«LI DOBBIAMO far fuori tutti, prima i francesi poi anche gli italiani». Rinchiuso nel carcere dei Casetti, mimava il gesto della pistola Mahmoud Abou Seda, egiziano, di 32 anni, festeggiando la strage di Parigi che la sera del 13 novembre stava passando in televizione. Davanti ai cadaveri del Bataclan, esultava come se la sua squadra avesse vinto il campionato, sotto gli sguardi impietriti degli altri detenuti. Abou Seda è uscito di galera il 17 dicembre scorso e da quel momento la Polizia non l’ha mai perso di vista. Qualche giorno fa, il prefetto di Rimini, Giuseppa Strano, ha accolto in pieno la proposta del questore, Maurizio Improta, e ha disposto l’epulsione immediata dell’egiziano. E’ stato imbarcato ieri mattina a Milano, alle 13,35, su un’aereo di linea egiziano: ad aspettarlo all’imbarco c’erano le forze dell’ordine del suo Paese.

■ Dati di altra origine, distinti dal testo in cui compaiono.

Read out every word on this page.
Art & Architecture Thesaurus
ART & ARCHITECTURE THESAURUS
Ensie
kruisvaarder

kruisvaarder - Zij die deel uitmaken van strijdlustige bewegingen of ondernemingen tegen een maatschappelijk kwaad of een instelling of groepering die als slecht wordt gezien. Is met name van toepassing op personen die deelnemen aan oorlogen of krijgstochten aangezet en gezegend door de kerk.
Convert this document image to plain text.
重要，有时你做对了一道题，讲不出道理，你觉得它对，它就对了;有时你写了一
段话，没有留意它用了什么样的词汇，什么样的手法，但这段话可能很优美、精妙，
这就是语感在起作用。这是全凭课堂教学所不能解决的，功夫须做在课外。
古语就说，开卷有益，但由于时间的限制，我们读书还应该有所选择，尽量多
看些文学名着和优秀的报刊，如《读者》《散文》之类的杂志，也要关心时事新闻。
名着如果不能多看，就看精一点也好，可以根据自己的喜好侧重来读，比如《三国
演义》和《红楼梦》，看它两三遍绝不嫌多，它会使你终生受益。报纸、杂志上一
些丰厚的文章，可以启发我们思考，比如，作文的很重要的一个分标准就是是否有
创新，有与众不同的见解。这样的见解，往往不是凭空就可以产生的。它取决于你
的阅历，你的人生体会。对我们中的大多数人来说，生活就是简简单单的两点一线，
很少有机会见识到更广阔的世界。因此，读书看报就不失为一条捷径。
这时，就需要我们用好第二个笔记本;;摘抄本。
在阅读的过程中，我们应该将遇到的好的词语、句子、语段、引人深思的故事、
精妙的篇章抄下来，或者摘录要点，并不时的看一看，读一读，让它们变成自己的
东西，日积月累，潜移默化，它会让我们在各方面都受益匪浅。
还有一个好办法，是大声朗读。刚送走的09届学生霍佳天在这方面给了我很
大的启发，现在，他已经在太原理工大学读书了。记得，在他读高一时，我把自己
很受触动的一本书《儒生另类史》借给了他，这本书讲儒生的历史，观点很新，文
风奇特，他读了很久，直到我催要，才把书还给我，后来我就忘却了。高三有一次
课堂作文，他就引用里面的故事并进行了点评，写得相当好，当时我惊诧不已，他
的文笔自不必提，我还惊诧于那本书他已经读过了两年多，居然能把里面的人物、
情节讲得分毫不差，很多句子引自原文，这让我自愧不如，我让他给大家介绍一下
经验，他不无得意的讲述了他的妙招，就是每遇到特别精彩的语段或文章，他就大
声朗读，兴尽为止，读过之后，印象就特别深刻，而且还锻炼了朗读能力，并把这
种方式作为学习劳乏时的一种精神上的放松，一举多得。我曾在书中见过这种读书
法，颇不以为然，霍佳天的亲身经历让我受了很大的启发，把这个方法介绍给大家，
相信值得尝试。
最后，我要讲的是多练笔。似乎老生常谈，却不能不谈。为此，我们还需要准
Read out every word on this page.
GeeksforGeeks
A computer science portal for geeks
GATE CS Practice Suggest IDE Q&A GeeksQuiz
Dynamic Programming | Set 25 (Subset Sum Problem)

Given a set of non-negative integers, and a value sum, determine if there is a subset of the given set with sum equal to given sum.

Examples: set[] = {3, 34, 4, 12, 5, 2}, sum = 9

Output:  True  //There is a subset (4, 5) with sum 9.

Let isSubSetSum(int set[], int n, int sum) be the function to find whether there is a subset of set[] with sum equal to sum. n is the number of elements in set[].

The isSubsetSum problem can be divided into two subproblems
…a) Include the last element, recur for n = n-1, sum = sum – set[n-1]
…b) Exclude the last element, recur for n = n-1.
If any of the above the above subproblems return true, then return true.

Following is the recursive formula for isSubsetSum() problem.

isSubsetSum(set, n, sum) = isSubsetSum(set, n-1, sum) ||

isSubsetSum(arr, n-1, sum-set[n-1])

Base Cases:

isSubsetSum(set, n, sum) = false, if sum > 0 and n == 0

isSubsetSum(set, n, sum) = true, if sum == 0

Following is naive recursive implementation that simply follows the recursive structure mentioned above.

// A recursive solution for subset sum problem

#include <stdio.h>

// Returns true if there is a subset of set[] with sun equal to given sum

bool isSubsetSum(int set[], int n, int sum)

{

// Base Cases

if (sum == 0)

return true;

UN UOMO pericoloso, Mahmoud, e altrettanto furbo. In Italia risulta presente dal settembre del 2004, quando viene fotosegnalato dalla questura di Ragusa dove chiede asilo politico. Ma è nel 2007 che si ‘sistema’, quando sposa una riminese e grazie a quelle nozze ottiene la Carta di Soggiorno, in quanto familiare di un cittadino europeo. Il matrimono però finisce alla svelta e nel 2013 il questore di Rimini gli revoca il permesso, vista la sfilza di reati che ha commesso. Non c’è anno in cui non venga denunciato o arrestato. Comincia subito con una rissa, quindi aggredisce un pakistano a suon di cazzuola. Nel marzo del 2011 fa un salto di qualità, quando insieme a un altro connazionale tenta di taglieggiare due fratelli titolari di un ristorante di Riccione. Minacce pesantissime e richieste di ingenti somme di denaro che gli italiani non hanno nessuna intenzione di soddisfare. Denunciano tutto ai carabinieri che lo arrestano con le mani nel sacco. In carcere non ci arriva nemmeno. Abou Seda indica fittiziamente come residenza quella della ex moglie, e lasciato fuori. Salvo poi venire arrestato di nuovo, quando la donna dichiara di non volerlo in casa. Un anno dopo si trasforma in spacciatore e dopo due denunce, la terza volta viene ammanettato. Torna libero di lì a poco, e riparte in grande stile. Il 4 settembre 2013 accoltella un italiano per rapinarlo, il giorno dopo tocca a un romeno: dopo avergli quasi distrutto il bar, cerca di ammazzarlo a coltellate. Quello riesce a schivare i colpi, ma l’egiziano si porta via un sacco di soldi. Viene arrestato e si fa un po’ di mesi di carcere. Tornato in circolazione, l’8 settembre scorso aggredisce un altro passante, altra coltellata per rapinargli portafogli e telefonino. Preso dai carabinieri rientra ai ‘Casetti’ per l’ennesima volta.
E’ ANCORA lì, quando la sera del 13 novembre gli assassini dell’Isis consumano il massacro del Bataclan. In carcere l’uomo è già sotto ‘osservazione’, avendo mandato parecchi segnali di radicalizzazione islamista. Ma di fronte a tutti quei morti, esplode la sua ‘gioia’ e via via che passano le immagini di sangue, l’egiziano inneggia all’Isis con un entusiamo che non passa inosservato. «Li dobbiamo far fuori tutti – continua a gridare – dopo i francesi ammazzeremo gli italiani». La Digos della questura è già stata allertata, e quando il 17 dicembre Abou Seda esce con un provvedimento del gip che sostituisce la misura cautelare con solo l’obbligo di firma, la Polizia lo prende subito ‘in consegna’ senza che lui se ne accorga. Contemporaneamente fanno partire tutte le pratiche necessarie per la sua espulsione. L’egiziano, ormai clandestino, vive in un residence di viale Vespucci, e viene costantemente monitorato dagli agenti. Non hanno nessuna intenzione di mollarlo, non fino a quando le carte per la sua ‘partenza’ non saranno pronte. A cose fatte, il questore gira la proposta al prefetto che dà subito il via libera. Mahmoud viene prelevato e su disposizione di Improta trattenuto al Cie di Torino fino al momento dell’imbarco, avvenuto ieri mattina.